发布时间:2015-09-24
题 目:Enabling the Frontiers of X-ray Science: X-ray Optics Research and Developments at the Advanced Photon Source, Argonne National Laboratory
报告人:Lahsen Assoufid(X-ray Science Division,Argonne National Laboratory,Lemont,IL 60439,assoufid@aps.anl.gov
时 间:9月25日(周五),上午10:30-11:30
地 点:物理馆512会议室
报告摘要(Abstract):
The Advanced Photon Source (APS) at Argonne National Laboratory is one of the five U.S. Department of Energy Office of Science high brightness x-ray user facilities. It is a powerful third-generation hard x-ray synchrotron radiation source, providing access to an extensive collection of x-ray tools and techniques that enable cutting edge research in a broad range of scientific research including materials, biomedical, environment, and energy science. This 7-GeV storage ring facility, with its 66 beamlines operating simultaneously around the clock, hosts more than 5,000 unique users per year from the U.S.A. and abroad.
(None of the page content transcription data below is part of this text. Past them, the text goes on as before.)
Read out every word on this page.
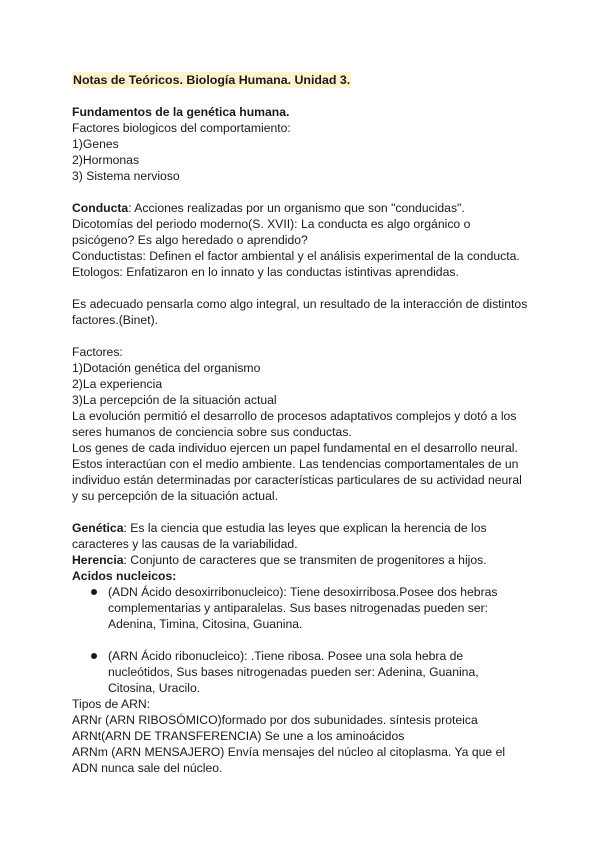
Notas de Teóricos. Biología Humana. Unidad 3.
Fundamentos de la genética humana.
Factores biologicos del comportamiento:
1)Genes
2)Hormonas
3) Sistema nervioso
Conducta: Acciones realizadas por un organismo que son "conducidas".
Dicotomías del periodo moderno(S. XVII): La conducta es algo orgánico o
psicógeno? Es algo heredado o aprendido?
Conductistas: Definen el factor ambiental y el análisis experimental de la conducta.
Etologos: Enfatizaron en lo innato y las conductas istintivas aprendidas.
Es adecuado pensarla como algo integral, un resultado de la interacción de distintos
factores.(Binet).
Factores:
1)Dotación genética del organismo
2)La experiencia
3)La percepción de la situación actual
La evolución permitió el desarrollo de procesos adaptativos complejos y dotó a los
seres humanos de conciencia sobre sus conductas.
Los genes de cada individuo ejercen un papel fundamental en el desarrollo neural.
Estos interactúan con el medio ambiente. Las tendencias comportamentales de un
individuo están determinadas por características particulares de su actividad neural
y su percepción de la situación actual.
Genética: Es la ciencia que estudia las leyes que explican la herencia de los
caracteres y las causas de la variabilidad.
Herencia: Conjunto de caracteres que se transmiten de progenitores a hijos.
Acidos nucleicos:
(ADN Ácido desoxirribonucleico): Tiene desoxirribosa.Posee dos hebras
complementarias y antiparalelas. Sus bases nitrogenadas pueden ser:
Adenina, Timina, Citosina, Guanina.
(ARN Ácido ribonucleico): .Tiene ribosa. Posee una sola hebra de
nucleótidos, Sus bases nitrogenadas pueden ser: Adenina, Guanina,
Citosina, Uracilo.
Tipos de ARN:
ARNr (ARN RIBOSÓMICO)formado por dos subunidades. síntesis proteica
ARNt(ARN DE TRANSFERENCIA) Se une a los aminoácidos
ARNm (ARN MENSAJERO) Envía mensajes del núcleo al citoplasma. Ya que el
ADN nunca sale del núcleo.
Research done at the APS has led to major discoveries that have helped advance our knowledge and had been of benefit to society as a whole. The 2009 and 2012 Nobel Prizes in Chemistry were awarded for discoveries based in large part on research at the APS.
With the increasing demand for large spatial coherence, small probe beams combined with high flux to explore new frontiers of science at nanoscale levels and short time scale levels, plans are underway to upgrade the APS storage ring with a multi-bend achromat lattice with the goal of improving the source emittance by a factor of about 50 and the coherence flux by factors of 100-1000× compared to the current APS. Taking full advantage of these new properties cannot be done without equal progress in beamline optics and instrumentation that benefit from revolutionary quality and design.
After a brief introduction to x-ray synchrotron radiation, I will give a general overview of the APS and the APS upgrade and status. The rest of my presentation will be devoted to optics requirements and challenges and to APS optics developments, investment and steps being taken to overcome some of those challenges.
*This work was supported by the US Department of Energy, Office of Science, Office of Basic Energy Sciences, under contract No. DE-AC-02-06CH11357.